Стаматов ничего не заметил в лице управляющего.
— И еще одно попрошу: осторожней с речами. Мало ли, знаете…
Пристава управляющий увидел во дворе корчмы, тот распекал за что-то уставших стражников. Нерасседланные лошади стояли на солнцепеке, измученно отлягивались от слепней.
Григорий Иванович и ругал себя за прежнее сумасбродство, и ничего не мог с собой поделать. Ну вот зачем он лезет к стражникам? Снова захотелось испытать судьбу, пройтись по краю пропасти? А ведь казалось, что с прошлым покончено навсегда.
Сняв шляпу, Котовский вежливо поздоровался. Пристав окинул его взглядом и не отозвался. Лишь узнав, что перед ним управляющий, небрежно козырнул.
Испытывая, как все в нем натянуто и дрожит от неуемного озорства, Григорий Иванович осведомился, не может ли он чем-нибудь помочь. Пристав, дуя себе в расстегнутую грудь, поблагодарил. Он изнывал от жары и с тоской оглядывал необозримые поля: ну где тут отыскать беглого?

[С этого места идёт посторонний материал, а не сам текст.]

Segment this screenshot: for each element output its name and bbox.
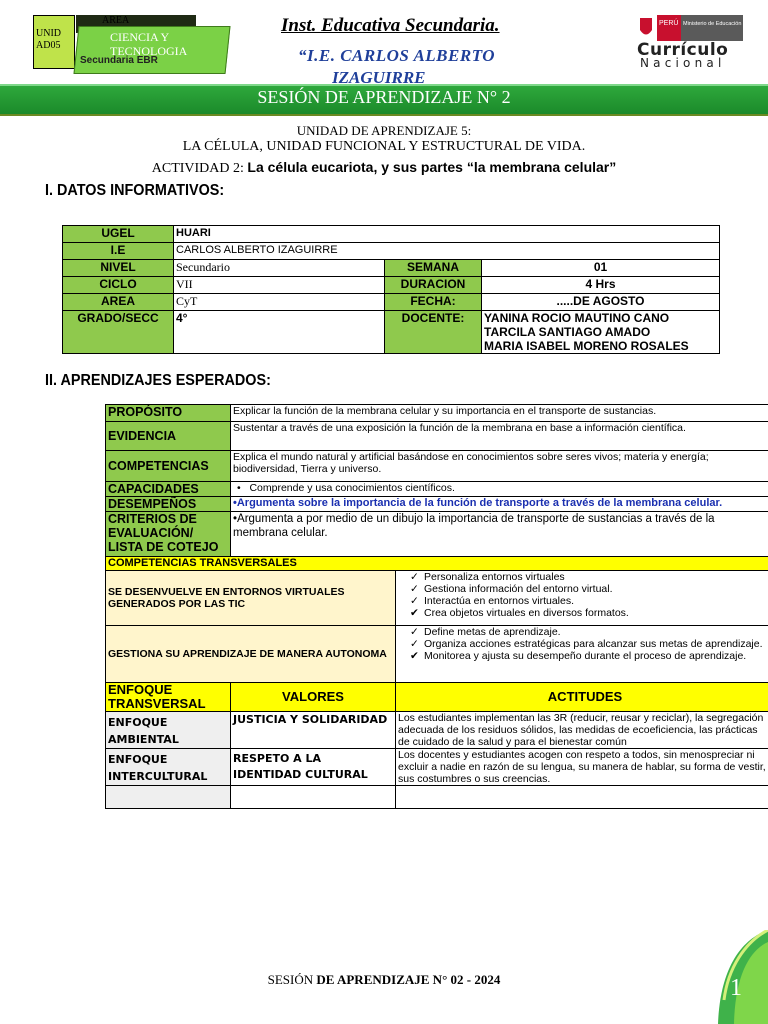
- actitud-intercultural: Los docentes y estudiantes acogen con respeto a todos, sin menospreciar ni excluir a nadie en razón de su lengua, su manera de hablar, su forma de vestir, sus costumbres o sus creencias.: [396, 749, 768, 786]
- curriculo-logo-text: Currículo: [637, 40, 729, 60]
- ministry-block: [681, 15, 743, 41]
- valor-ambiental: JUSTICIA Y SOLIDARIDAD: [231, 712, 396, 749]
- unit-badge: UNID AD05: [33, 15, 75, 69]
- section-heading-aprendizajes: II. APRENDIZAJES ESPERADOS:: [45, 372, 271, 389]
- ministry-logo: [637, 15, 743, 41]
- autonomy-item: ✓ Define metas de aprendizaje.: [410, 626, 561, 638]
- docente-label: DOCENTE:: [385, 311, 482, 354]
- checkmark-icon: ✓: [410, 571, 419, 583]
- school-name-overflow: [332, 72, 442, 84]
- empty-cell: [396, 786, 768, 809]
- checkmark-icon: ✓: [410, 595, 419, 607]
- area-row-value: CyT: [174, 294, 385, 311]
- capacidades-value: • Comprende y usa conocimientos científicos.: [231, 482, 768, 497]
- duracion-value: 4 Hrs: [482, 277, 720, 294]
- checkmark-icon: ✔: [410, 650, 419, 662]
- autonomy-item: ✓ Organiza acciones estratégicas para alcanzar sus metas de aprendizaje.: [410, 638, 763, 650]
- checkmark-icon: ✓: [410, 638, 419, 650]
- empty-cell: [106, 786, 231, 809]
- peru-text: PERÚ: [659, 20, 679, 27]
- empty-cell: [231, 786, 396, 809]
- desempenos-label: DESEMPEÑOS: [106, 497, 231, 512]
- nacional-logo-text: Nacional: [640, 56, 726, 70]
- unit-title: LA CÉLULA, UNIDAD FUNCIONAL Y ESTRUCTURAL DE VIDA.: [182, 139, 586, 154]
- peru-block: [657, 15, 681, 41]
- docente-3: MARIA ISABEL MORENO ROSALES: [484, 339, 689, 353]
- tic-items: [396, 571, 768, 626]
- fecha-label: FECHA:: [385, 294, 482, 311]
- checkmark-icon: ✔: [410, 607, 419, 619]
- area-name: CIENCIA Y TECNOLOGIA: [110, 30, 188, 58]
- ie-value: CARLOS ALBERTO IZAGUIRRE: [174, 243, 720, 260]
- tic-item: ✓ Personaliza entornos virtuales: [410, 571, 565, 583]
- enfoque-header: ENFOQUE TRANSVERSAL: [106, 683, 231, 712]
- duracion-label: DURACION: [385, 277, 482, 294]
- autonomy-items: [396, 626, 768, 683]
- footer-bold: DE APRENDIZAJE N° 02 - 2024: [316, 972, 501, 987]
- area-row-label: AREA: [63, 294, 174, 311]
- nivel-label: NIVEL: [63, 260, 174, 277]
- activity-line: [0, 159, 768, 177]
- evidencia-label: EVIDENCIA: [106, 422, 231, 451]
- autonomy-item: ✔ Monitorea y ajusta su desempeño durante el proceso de aprendizaje.: [410, 650, 747, 662]
- footer-prefix: SESIÓN: [267, 972, 317, 987]
- enfoque-ambiental: ENFOQUE AMBIENTAL: [106, 712, 231, 749]
- capacidades-label: CAPACIDADES: [106, 482, 231, 497]
- ministry-text: Ministerio de Educación: [683, 21, 742, 27]
- semana-value: 01: [482, 260, 720, 277]
- fecha-value: .....DE AGOSTO: [482, 294, 720, 311]
- valores-header: VALORES: [231, 683, 396, 712]
- school-name: “I.E. CARLOS ALBERTO: [298, 46, 496, 65]
- shield-icon: [640, 18, 652, 35]
- checkmark-icon: ✓: [410, 583, 419, 595]
- enfoque-intercultural: ENFOQUE INTERCULTURAL: [106, 749, 231, 786]
- datos-informativos-table: [62, 225, 720, 354]
- institution-title: Inst. Educativa Secundaria.: [281, 15, 500, 36]
- competencias-label: COMPETENCIAS: [106, 451, 231, 482]
- valor-intercultural: RESPETO A LA IDENTIDAD CULTURAL: [231, 749, 396, 786]
- autonomy-competence: GESTIONA SU APRENDIZAJE DE MANERA AUTONOMA: [106, 626, 396, 683]
- aprendizajes-table: [105, 404, 768, 809]
- capacidades-text: Comprende y usa conocimientos científicos.: [249, 482, 455, 494]
- evidencia-value: Sustentar a través de una exposición la función de la membrana en base a información científica.: [231, 422, 768, 451]
- footer: [0, 972, 768, 988]
- semana-label: SEMANA: [385, 260, 482, 277]
- tic-item: ✓ Interactúa en entornos virtuales.: [410, 595, 575, 607]
- tic-competence: SE DESENVUELVE EN ENTORNOS VIRTUALES GENERADOS POR LAS TIC: [106, 571, 396, 626]
- proposito-value: Explicar la función de la membrana celular y su importancia en el transporte de sustancias.: [231, 405, 768, 422]
- criterios-label: CRITERIOS DE EVALUACIÓN/ LISTA DE COTEJO: [106, 512, 231, 557]
- tic-item: ✓ Gestiona información del entorno virtual.: [410, 583, 613, 595]
- proposito-label: PROPÓSITO: [106, 405, 231, 422]
- grado-value: 4°: [174, 311, 385, 354]
- level-label: Secundaria EBR: [80, 55, 158, 66]
- unit-number: UNIDAD DE APRENDIZAJE 5:: [296, 123, 472, 138]
- nivel-value: Secundario: [174, 260, 385, 277]
- criterios-value: •Argumenta a por medio de un dibujo la importancia de transporte de sustancias a través de la membrana celular.: [231, 512, 768, 557]
- ugel-label: UGEL: [63, 226, 174, 243]
- ie-label: I.E: [63, 243, 174, 260]
- docente-2: TARCILA SANTIAGO AMADO: [484, 325, 651, 339]
- docente-value: [482, 311, 720, 354]
- desempenos-value: •Argumenta sobre la importancia de la función de transporte a través de la membrana celular.: [231, 497, 768, 512]
- competencias-value: Explica el mundo natural y artificial basándose en conocimientos sobre seres vivos; materia y energía; biodiversidad, Tierra y universo.: [231, 451, 768, 482]
- actitud-ambiental: Los estudiantes implementan las 3R (reducir, reusar y reciclar), la segregación adecuada de los residuos sólidos, las medidas de ecoeficiencia, las prácticas de cuidado de la salud y para el bienestar común: [396, 712, 768, 749]
- activity-title: La célula eucariota, y sus partes “la membrana celular”: [247, 159, 617, 175]
- grado-label: GRADO/SECC: [63, 311, 174, 354]
- docente-1: YANINA ROCIO MAUTINO CANO: [484, 311, 670, 325]
- section-heading-datos: I. DATOS INFORMATIVOS:: [45, 182, 225, 199]
- session-title: SESIÓN DE APRENDIZAJE N° 2: [257, 87, 511, 107]
- area-label: AREA: [102, 15, 130, 26]
- checkmark-icon: ✓: [410, 626, 419, 638]
- ciclo-label: CICLO: [63, 277, 174, 294]
- page-number: 1: [730, 975, 742, 1001]
- ciclo-value: VII: [174, 277, 385, 294]
- school-name-overflow-text: IZAGUIRRE: [332, 72, 426, 84]
- tic-item: ✔ Crea objetos virtuales en diversos formatos.: [410, 607, 629, 619]
- activity-label: ACTIVIDAD 2:: [151, 161, 248, 176]
- transversales-heading: COMPETENCIAS TRANSVERSALES: [106, 557, 768, 571]
- ugel-value: HUARI: [174, 226, 720, 243]
- actitudes-header: ACTITUDES: [396, 683, 768, 712]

Ведь не дурак же он, чтобы запросто попасться на дороге.
«Докладная записка
Кишиневского полицмейстера
начальнику Бессарабского
губернского жандармского управления
о задержании Г. И. Котовского
г. Кишинев. 26 июня 1916 г.
Получив сведения о том, что разыскиваемый беглый каторжник, грабитель Григорий Котовский находится в имении Стаматова, на вотчине Кайнары, Бендерского уезда, в качестве ватаги, 24 сего июня я предложил кишиневскому уездному исправнику Хаджи-Коли принять участие в задержании Котовского. В тот же день, ночью, я с исправником Хаджи-Коли, приставом 3 участка Гомбарским и еще несколькими чинами вверенной мне полиции выехали на автомобиле в названное имение Стаматова. Около 12 часов дня на следующий день, 25 июня, Котовский, исполняя обязанности ватаги, разъезжал по экономии и, очевидно заподозрив в посланных мною в экономию переодетых в крестьянское платье, якобы ищущих работы… наблюдающих за ним, верхом же скрылся. Ввиду сего, за ним мною была устроена погоня. Скрываясь от погони, Котовский менял головной убор, слезал с лошади (возможно по причине усталости последней) и прятался в хлебах, пользуясь их большим ростом. Наконец, в 5 1/2 часов вечера он был замечен в ячмене; я подбежал к месту, где ячмень шевелился и, увидев недалеко от себя Котовского, потребовал поднять руки вверх, но так как он исполнением этого моего требования медлил, я произвел в него из имевшейся при мне винтовки выстрел, коим ранил его, Котовского, в левую сторону груди. К тому времени подбежали и другие чины полиции…»
Выстрел из винтовки был произведен в упор. Надобности в нем не было никакой: преследуемый стоял во весь рост, без оружия. Стрелявший специально метил в левую сторону, намереваясь поставить последнюю точку в надоевшей полиции истории.